Carroll, who worked in Wyoming and Colorado before moving to Missoula a year ago, talked about the difficulty of enforcing trail codes, particularly around Missoula. “The recreation budget for the Forest Service has actually declined a lot over the past few years,” Carroll explains. “It’s a combination of factors. The recreation dollars are going to national forests around places like the Front Range in Colorado or places in Southern California where there are a lot more users.”
Nonetheless, the Forest Service is determined to get a handle on new trails, those created by mountain bike and those by other means. “One of the things we’re doing this summer in the Rattlesnake is inventorying all the trails by GPS,” says Carroll. We’ll map them and see where that leaves us. If a trail is in a place that isn’t too wet or too steep, chances are we’ll let it stay.”
Which is what LIMB members want to hear. Julie Huck, who sits at the chair of the board of directors for LIMB, applauds the Forest Service’s plan to inventory all trails and examine them individually.

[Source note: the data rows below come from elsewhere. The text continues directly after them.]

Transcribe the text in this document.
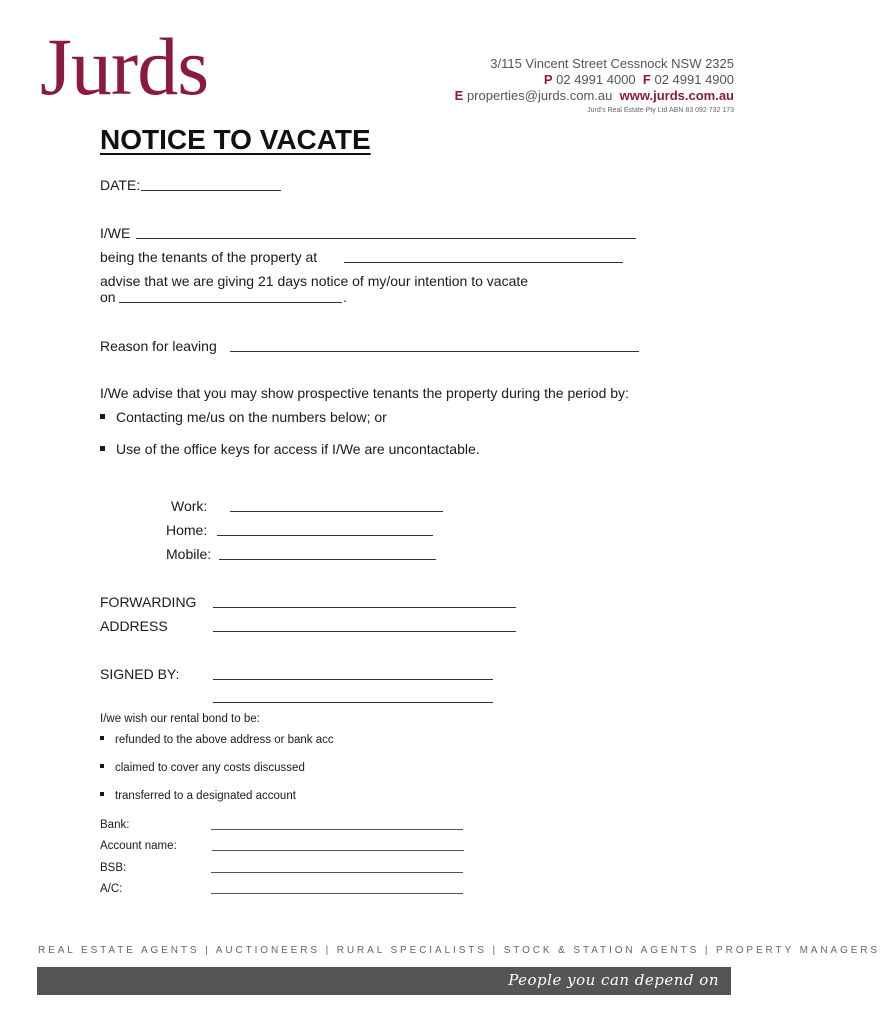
Jurds	3/115 Vincent Street Cessnock NSW 2325
P 02 4991 4000 F 02 4991 4900
E properties@jurds.com.au www.jurds.com.au
Jurd's Real Estate Pty Ltd ABN 83 092 732 173
NOTICE TO VACATE
DATE:
I/WE
being the tenants of the property at
advise that we are giving 21 days notice of my/our intention to vacate
on	.
Reason for leaving
I/We advise that you may show prospective tenants the property during the period by:
Contacting me/us on the numbers below; or
Use of the office keys for access if I/We are uncontactable.
Work:
Home:
Mobile:
FORWARDING
ADDRESS
SIGNED BY:
I/we wish our rental bond to be:
refunded to the above address or bank acc
claimed to cover any costs discussed
transferred to a designated account
Bank:
Account name:
BSB:
A/C:
REAL ESTATE AGENTS | AUCTIONEERS | RURAL SPECIALISTS | STOCK & STATION AGENTS | PROPERTY MANAGERS
People you can depend on
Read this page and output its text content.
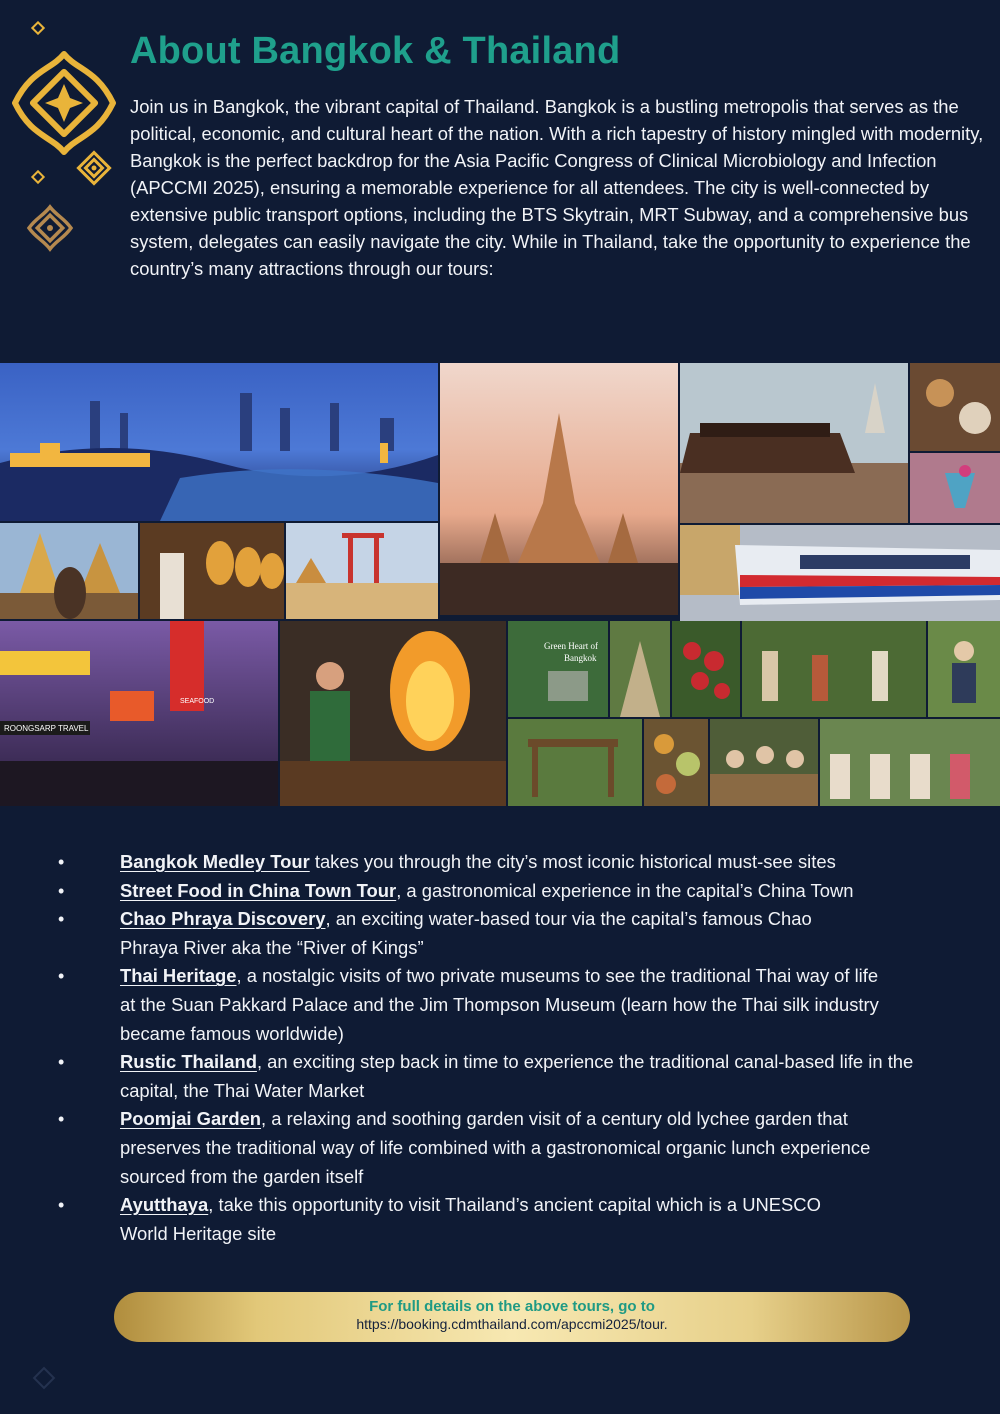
About Bangkok & Thailand

Join us in Bangkok, the vibrant capital of Thailand. Bangkok is a bustling metropolis that serves as the political, economic, and cultural heart of the nation. With a rich tapestry of history mingled with modernity, Bangkok is the perfect backdrop for the Asia Pacific Congress of Clinical Microbiology and Infection (APCCMI 2025), ensuring a memorable experience for all attendees. The city is well-connected by extensive public transport options, including the BTS Skytrain, MRT Subway, and a comprehensive bus system, delegates can easily navigate the city. While in Thailand, take the opportunity to experience the country’s many attractions through our tours:

ROONGSARP TRAVEL
SEAFOOD
Green Heart of
Bangkok
•	Bangkok Medley Tour takes you through the city’s most iconic historical must-see sites
•	Street Food in China Town Tour, a gastronomical experience in the capital’s China Town
•	Chao Phraya Discovery, an exciting water-based tour via the capital’s famous Chao Phraya River aka the “River of Kings”
•	Thai Heritage, a nostalgic visits of two private museums to see the traditional Thai way of life at the Suan Pakkard Palace and the Jim Thompson Museum (learn how the Thai silk industry became famous worldwide)
•	Rustic Thailand, an exciting step back in time to experience the traditional canal-based life in the capital, the Thai Water Market
•	Poomjai Garden, a relaxing and soothing garden visit of a century old lychee garden that preserves the traditional way of life combined with a gastronomical organic lunch experience sourced from the garden itself
•	Ayutthaya, take this opportunity to visit Thailand’s ancient capital which is a UNESCO World Heritage site
For full details on the above tours, go to
https://booking.cdmthailand.com/apccmi2025/tour.
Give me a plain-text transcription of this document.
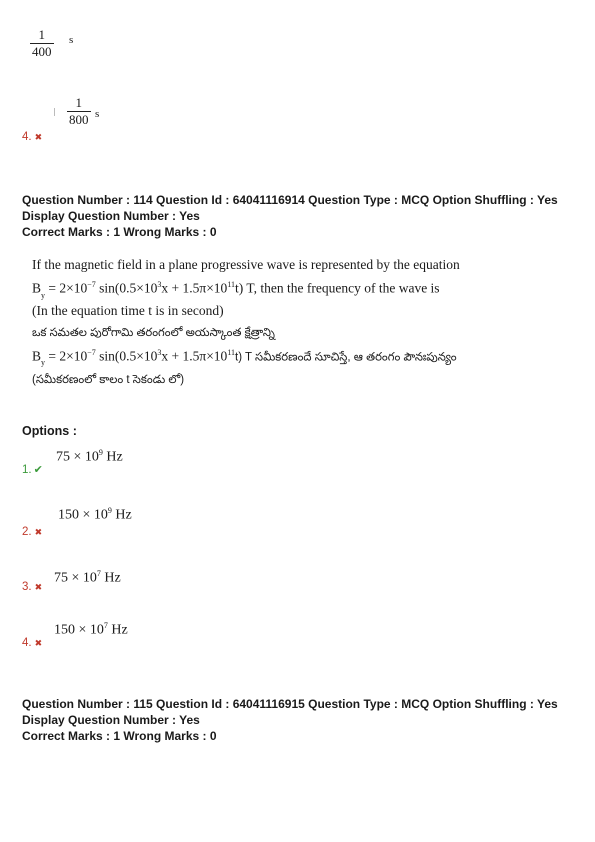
$\frac{1}{400}$ s

$\frac{1}{800}$ s
4. ✖
Question Number : 114 Question Id : 64041116914 Question Type : MCQ Option Shuffling : Yes
Display Question Number : Yes
Correct Marks : 1 Wrong Marks : 0
If the magnetic field in a plane progressive wave is represented by the equation
$B_y = 2\times 10^{-7}$ $\sin(0.5\times 10^3x + 1.5\pi\times 10^{11}t)$ T, then the frequency of the wave is
(In the equation time t is in second)
ఒక సమతల పురోగామి తరంగంలో అయస్కాంత క్షేత్రాన్ని
$B_y = 2\times 10^{-7}$ $\sin(0.5\times 10^3x + 1.5\pi\times 10^{11}t)$ T సమీకరణందే సూచిస్తే, ఆ తరంగం పౌనఃపున్యం
(సమీకరణంలో కాలం t సెకండు లో)
Options :
$75 \times 10^9$ Hz
1. ✔
$150 \times 10^9$ Hz
2. ✖
$75 \times 10^7$ Hz
3. ✖
$150 \times 10^7$ Hz
4. ✖
Question Number : 115 Question Id : 64041116915 Question Type : MCQ Option Shuffling : Yes
Display Question Number : Yes
Correct Marks : 1 Wrong Marks : 0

“If a trail starts to be created, there may be some need for it,” says Huck. “We may not want to see that trail obliterated, but see it get fixed.” To that end, Huck notes that LIMB has been successful in providing the Forest Service with funding through grants and labor through volunteers to help maintain local trails. Yet with the population of the Missoula area ever-increasing, the wisdom of creating and maintaining an increase in trails will at some point have to be questioned.
“New trails are created all the time, and there just aren’t the resources to inventory and maintain them all,” says Carroll of the current laissez-faire trail policy. “But at some point we’ll have to take a look at the overall effect of a network of trails, on the ecology of a place, and on the aesthetics. It might be doing some damage.”